Protein Expression and Purification Strategies
The Unit provides expert advice in construct design, protein expression and purification; manages protein production in insect cells (baculovirus expression system), production of secreted proteins in insect cells and HEK cells.
The Unit provides assistance in analysis of secondary and tertiary structure predictions, as well as in strategies of protein expression and purification. Experience in proteins co-expression and complex purifications might be of paramount importance in studying molecular mechanisms of complex biological systems.
The baculovirus expression system permits high levels of expression of recombinant proteins in insect cells. With respect to bacteria, it has the advantages of allowing production of larger targets, which will get properly post-translationally modified by the eukaryotic cell. We express proteins and multi-protein complexes in insect cells with the Bac-to-Bac and GoldenBac system, and offer a complete service that goes from gene cloning to protein production.
Protein Characterisation and Affinity Determination Assays
The Unit provides service and instrumentation for the measurement of binding affinities of macromolecular complexes (ITC and Fluorescence Polarization assays), the determination of oligomeric state of proteins in solution (Static Light Scattering) and the identification of optimal buffer/ligand conditions (Thermal Shift assays).

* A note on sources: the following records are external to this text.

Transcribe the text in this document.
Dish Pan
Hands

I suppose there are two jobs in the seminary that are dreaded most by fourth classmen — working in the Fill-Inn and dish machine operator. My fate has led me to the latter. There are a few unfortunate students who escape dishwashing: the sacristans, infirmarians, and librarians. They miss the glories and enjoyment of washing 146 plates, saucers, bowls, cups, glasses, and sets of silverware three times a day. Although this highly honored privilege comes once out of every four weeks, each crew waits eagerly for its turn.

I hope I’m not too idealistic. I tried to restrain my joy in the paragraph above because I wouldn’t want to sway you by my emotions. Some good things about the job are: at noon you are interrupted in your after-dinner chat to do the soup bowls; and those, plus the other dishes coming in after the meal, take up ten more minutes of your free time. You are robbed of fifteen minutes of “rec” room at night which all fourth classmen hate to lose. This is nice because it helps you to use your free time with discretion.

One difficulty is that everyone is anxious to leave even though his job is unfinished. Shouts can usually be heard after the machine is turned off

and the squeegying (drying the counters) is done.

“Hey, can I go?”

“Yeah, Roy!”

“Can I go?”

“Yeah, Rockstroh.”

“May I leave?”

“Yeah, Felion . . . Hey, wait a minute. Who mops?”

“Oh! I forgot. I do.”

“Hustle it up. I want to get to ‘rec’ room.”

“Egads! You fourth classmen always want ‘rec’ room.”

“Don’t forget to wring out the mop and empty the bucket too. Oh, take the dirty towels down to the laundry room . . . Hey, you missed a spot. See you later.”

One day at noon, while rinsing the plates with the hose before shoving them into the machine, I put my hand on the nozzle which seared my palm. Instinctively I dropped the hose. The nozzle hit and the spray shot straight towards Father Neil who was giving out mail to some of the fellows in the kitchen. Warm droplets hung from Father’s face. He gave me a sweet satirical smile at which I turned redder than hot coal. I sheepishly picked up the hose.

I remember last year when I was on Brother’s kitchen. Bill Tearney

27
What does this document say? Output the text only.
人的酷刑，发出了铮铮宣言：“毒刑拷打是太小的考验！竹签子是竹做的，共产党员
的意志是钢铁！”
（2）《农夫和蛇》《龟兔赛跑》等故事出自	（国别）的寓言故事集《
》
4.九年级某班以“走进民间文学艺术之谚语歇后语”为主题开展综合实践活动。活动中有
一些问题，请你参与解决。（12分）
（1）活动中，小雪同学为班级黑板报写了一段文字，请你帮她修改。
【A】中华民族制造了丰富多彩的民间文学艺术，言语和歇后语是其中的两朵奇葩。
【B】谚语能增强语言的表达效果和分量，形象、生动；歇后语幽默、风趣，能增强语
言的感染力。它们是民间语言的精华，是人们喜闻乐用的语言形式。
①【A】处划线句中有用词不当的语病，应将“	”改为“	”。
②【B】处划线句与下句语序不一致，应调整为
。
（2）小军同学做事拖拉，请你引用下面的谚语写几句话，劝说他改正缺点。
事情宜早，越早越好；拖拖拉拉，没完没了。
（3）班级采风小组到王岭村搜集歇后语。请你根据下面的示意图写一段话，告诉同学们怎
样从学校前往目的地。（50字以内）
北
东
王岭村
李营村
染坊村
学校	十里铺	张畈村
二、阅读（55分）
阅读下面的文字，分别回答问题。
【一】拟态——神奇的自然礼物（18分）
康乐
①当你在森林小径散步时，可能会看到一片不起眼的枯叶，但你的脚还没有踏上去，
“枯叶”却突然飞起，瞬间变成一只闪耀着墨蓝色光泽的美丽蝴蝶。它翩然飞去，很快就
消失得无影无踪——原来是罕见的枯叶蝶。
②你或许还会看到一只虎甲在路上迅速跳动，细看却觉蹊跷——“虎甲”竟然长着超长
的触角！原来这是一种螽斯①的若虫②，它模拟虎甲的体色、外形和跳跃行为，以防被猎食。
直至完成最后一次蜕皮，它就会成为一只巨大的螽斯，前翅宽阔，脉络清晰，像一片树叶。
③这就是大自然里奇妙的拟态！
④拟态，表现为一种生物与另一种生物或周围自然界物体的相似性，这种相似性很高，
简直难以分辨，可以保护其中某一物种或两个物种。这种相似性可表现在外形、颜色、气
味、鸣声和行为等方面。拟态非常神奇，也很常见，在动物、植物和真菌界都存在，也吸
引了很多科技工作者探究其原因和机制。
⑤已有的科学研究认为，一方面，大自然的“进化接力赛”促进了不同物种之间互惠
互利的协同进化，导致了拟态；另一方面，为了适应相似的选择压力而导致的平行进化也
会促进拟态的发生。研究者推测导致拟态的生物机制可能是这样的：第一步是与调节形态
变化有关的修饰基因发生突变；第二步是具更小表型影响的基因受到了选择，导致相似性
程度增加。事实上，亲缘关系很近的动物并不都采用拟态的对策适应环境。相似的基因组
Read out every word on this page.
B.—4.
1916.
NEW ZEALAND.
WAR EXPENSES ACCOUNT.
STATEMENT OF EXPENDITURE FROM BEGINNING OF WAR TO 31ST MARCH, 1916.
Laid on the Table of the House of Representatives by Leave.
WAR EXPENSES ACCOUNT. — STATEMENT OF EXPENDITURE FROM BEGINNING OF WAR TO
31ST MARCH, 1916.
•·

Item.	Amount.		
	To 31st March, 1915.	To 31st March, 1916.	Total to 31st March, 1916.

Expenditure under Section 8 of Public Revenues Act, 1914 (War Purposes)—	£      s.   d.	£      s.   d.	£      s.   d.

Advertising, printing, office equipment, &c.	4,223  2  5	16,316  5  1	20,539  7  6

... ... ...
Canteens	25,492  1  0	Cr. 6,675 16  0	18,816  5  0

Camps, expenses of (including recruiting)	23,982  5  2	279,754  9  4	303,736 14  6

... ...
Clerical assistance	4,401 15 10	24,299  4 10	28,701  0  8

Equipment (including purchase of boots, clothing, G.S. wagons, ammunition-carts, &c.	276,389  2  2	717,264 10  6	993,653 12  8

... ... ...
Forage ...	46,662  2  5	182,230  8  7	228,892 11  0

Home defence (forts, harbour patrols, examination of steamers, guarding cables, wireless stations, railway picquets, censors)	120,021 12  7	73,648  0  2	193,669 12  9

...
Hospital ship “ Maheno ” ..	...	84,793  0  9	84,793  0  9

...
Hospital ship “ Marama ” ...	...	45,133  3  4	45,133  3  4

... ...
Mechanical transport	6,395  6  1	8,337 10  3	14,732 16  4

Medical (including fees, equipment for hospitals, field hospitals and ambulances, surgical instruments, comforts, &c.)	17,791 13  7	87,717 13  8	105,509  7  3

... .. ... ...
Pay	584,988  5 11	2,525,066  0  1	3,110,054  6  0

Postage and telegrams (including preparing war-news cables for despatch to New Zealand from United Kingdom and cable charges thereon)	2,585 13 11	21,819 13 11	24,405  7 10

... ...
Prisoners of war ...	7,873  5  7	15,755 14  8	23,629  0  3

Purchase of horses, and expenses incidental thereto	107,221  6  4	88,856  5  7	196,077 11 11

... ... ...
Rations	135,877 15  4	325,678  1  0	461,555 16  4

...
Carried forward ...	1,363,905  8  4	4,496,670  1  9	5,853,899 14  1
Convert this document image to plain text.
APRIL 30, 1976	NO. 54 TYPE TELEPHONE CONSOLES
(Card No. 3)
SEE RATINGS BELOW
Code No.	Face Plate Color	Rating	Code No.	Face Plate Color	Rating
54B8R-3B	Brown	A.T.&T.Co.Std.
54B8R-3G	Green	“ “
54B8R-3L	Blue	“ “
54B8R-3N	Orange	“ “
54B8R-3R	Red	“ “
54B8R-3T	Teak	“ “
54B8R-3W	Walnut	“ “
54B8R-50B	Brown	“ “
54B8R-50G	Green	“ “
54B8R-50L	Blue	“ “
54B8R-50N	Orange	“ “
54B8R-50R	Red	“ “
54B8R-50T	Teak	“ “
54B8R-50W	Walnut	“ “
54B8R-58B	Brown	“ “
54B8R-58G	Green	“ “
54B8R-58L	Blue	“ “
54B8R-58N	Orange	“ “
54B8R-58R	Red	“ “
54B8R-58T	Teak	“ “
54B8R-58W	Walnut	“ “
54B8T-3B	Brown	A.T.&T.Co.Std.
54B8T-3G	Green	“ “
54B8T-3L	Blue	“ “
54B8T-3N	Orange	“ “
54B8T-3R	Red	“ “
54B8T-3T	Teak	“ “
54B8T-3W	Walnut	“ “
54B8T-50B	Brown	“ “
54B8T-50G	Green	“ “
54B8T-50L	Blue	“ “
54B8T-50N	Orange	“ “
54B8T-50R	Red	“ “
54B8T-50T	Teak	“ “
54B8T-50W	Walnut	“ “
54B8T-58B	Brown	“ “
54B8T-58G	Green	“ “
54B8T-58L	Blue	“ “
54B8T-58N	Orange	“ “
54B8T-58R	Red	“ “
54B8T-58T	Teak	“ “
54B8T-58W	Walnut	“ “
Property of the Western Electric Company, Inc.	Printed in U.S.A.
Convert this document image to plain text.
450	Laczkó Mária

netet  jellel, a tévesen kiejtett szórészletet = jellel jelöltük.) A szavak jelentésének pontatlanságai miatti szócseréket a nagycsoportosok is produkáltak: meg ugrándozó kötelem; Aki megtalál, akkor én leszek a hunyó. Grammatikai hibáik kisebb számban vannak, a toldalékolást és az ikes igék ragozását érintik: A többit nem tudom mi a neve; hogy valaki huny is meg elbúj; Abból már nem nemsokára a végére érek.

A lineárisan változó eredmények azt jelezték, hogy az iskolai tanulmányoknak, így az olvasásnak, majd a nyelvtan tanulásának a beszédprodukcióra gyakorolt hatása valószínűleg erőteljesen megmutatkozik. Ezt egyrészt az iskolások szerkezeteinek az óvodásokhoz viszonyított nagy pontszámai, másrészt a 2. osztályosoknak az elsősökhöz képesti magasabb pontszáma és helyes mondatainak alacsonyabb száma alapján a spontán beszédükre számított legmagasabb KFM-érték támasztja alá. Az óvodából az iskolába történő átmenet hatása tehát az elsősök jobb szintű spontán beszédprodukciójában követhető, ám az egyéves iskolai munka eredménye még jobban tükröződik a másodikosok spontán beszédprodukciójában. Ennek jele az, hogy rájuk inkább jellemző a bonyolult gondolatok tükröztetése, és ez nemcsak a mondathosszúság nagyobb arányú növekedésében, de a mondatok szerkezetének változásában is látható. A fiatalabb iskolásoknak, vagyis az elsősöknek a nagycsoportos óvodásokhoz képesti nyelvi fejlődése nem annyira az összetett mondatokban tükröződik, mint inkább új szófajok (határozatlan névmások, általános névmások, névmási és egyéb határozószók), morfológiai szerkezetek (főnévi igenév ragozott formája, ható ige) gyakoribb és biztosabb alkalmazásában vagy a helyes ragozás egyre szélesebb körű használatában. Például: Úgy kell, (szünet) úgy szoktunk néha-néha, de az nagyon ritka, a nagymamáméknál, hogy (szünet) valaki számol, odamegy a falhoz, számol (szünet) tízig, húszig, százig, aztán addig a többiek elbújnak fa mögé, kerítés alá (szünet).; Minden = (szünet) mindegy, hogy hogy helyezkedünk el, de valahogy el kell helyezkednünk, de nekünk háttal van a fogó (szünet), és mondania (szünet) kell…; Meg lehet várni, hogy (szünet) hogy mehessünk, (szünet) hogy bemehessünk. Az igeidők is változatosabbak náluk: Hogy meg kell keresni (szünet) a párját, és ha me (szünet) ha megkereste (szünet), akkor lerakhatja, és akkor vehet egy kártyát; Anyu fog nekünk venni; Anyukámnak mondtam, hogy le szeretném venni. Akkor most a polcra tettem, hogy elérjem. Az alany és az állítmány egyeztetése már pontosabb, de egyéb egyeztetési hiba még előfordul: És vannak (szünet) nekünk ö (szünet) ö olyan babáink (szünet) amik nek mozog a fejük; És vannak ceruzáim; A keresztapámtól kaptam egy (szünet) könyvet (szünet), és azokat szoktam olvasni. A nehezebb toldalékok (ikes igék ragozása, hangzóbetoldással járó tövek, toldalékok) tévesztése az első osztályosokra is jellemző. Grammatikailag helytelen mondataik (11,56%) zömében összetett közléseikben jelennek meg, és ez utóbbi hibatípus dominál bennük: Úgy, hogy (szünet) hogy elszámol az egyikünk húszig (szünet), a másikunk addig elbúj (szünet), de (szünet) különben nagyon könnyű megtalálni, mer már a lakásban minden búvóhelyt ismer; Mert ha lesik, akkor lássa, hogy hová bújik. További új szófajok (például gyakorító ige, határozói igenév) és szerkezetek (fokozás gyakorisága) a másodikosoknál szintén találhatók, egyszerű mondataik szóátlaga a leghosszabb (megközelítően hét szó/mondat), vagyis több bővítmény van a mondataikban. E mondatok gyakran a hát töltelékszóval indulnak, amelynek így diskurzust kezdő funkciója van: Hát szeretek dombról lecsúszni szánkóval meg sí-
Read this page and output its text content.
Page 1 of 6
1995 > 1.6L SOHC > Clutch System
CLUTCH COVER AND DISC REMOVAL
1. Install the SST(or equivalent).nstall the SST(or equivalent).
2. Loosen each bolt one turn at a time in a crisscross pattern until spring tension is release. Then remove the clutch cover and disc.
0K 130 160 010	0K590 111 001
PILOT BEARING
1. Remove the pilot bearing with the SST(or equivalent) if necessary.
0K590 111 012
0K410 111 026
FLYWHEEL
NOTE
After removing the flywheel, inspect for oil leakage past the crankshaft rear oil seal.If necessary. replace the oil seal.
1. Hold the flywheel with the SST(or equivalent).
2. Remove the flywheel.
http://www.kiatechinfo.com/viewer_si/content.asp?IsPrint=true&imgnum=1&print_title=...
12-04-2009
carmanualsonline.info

Crystallogenesis and X-ray Structure Determination
We manage an automated platform for the high-throughput crystallization of macromolecular samples.
Initial crystallization trials are set up using a nano-dispenser robot, allowing screening of 384 conditions with as little as ca. 60 μl of sample. Crystallisation plates are automatically imaged on a standard schedule, and drop images are available online to users, who can follow remotely crystal appearance and growth. Optimization of initial hits is typically performed manually in 24 well plates with the hanging drop method in 2 μl drops. In this cases, tailored screens are prepared based on initial hits conditions. The Unit offers a complete service, from trials set up to crystal optimization, or simple access to reagents and instrumentation for expert users.
Access to synchrotron light sources for crystal X-ray diffraction data collection is ensured by the Unit thanks to the peer-reviewed allocation of beamtime at the European Synchrotron Radiation Facility (ESRF -Grenoble -F) and Swiss Light Source (SLS - Villigen - CH) beamlines, routinely obtained by the Unit, in collaboration with the scientific group of Marina Mapelli. Data are processed in-house with crystallographic software suites installed and maintained by the Unit with the help of the IEO ICT service.